Personal information
- Nationality: Canadian
- Born: 4 February 1993 (age 33) Penticton, British Columbia

Sport
- Sport: Biathlon

Medal record
Youth World Championships
| Silver medal – second place | 2012 Kontiolahti | 7.5 km pursuit |

= Julia Ransom =

Canadian biathlete

Julia Ransom (born 4 February 1993) is a Canadian retired biathlete from Penticton, British Columbia.

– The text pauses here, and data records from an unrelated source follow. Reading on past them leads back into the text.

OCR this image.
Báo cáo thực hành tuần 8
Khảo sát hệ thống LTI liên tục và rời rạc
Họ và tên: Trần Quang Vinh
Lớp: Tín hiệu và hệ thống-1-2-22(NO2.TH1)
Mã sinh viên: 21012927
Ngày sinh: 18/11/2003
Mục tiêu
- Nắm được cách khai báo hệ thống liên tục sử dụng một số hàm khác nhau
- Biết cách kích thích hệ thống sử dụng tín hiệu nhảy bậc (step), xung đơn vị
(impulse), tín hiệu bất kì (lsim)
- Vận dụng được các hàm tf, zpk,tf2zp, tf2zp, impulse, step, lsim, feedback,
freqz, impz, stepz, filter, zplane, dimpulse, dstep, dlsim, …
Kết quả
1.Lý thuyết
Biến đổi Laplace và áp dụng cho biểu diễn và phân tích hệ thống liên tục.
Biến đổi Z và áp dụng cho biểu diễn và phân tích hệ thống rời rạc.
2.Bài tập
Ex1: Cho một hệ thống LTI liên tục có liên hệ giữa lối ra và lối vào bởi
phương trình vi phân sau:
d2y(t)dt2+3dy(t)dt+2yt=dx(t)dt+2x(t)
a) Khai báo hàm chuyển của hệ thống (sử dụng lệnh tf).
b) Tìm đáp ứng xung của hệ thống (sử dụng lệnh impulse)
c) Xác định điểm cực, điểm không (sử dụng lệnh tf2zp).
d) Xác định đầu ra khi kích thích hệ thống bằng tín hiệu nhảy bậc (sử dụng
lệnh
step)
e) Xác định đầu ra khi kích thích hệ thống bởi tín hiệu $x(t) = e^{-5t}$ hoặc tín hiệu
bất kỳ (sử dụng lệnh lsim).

She competed in the 2013/14 and 2014/15 World Cup seasons and represented Canada at the Biathlon World Championships 2015 in Kontiolahti.

==Career==
===2018 Winter Olympics===
In January 2018, Ransom was named to Canada's 2018 Olympic team, where she finished 40th in the women's sprint.

==Biathlon results==
All results are sourced from the International Biathlon Union.

===Olympic Games===
0 medals

| Event | Individual | Sprint | Pursuit | Mass start | Relay | Mixed relay |
|---|---|---|---|---|---|---|
| KOR 2018 Pyeongchang | 74th | 40th | 28th | — | 10th | 12th |

===World Championships===
0 medals

| Event | Individual | Sprint | Pursuit | Mass start | Relay | Mixed relay |
|---|---|---|---|---|---|---|
| FIN 2015 Kontiolahti | 84th | 51st | 56th | — | 9th | — |
| NOR 2016 Oslo | 20th | 50th | 42nd | — | 15th | 11th |
| AUT 2017 Hochfilzen | 18th | 65th | — | — | 16th | 13th |

- During Olympic seasons competitions are only held for those events not included in the Olympic program.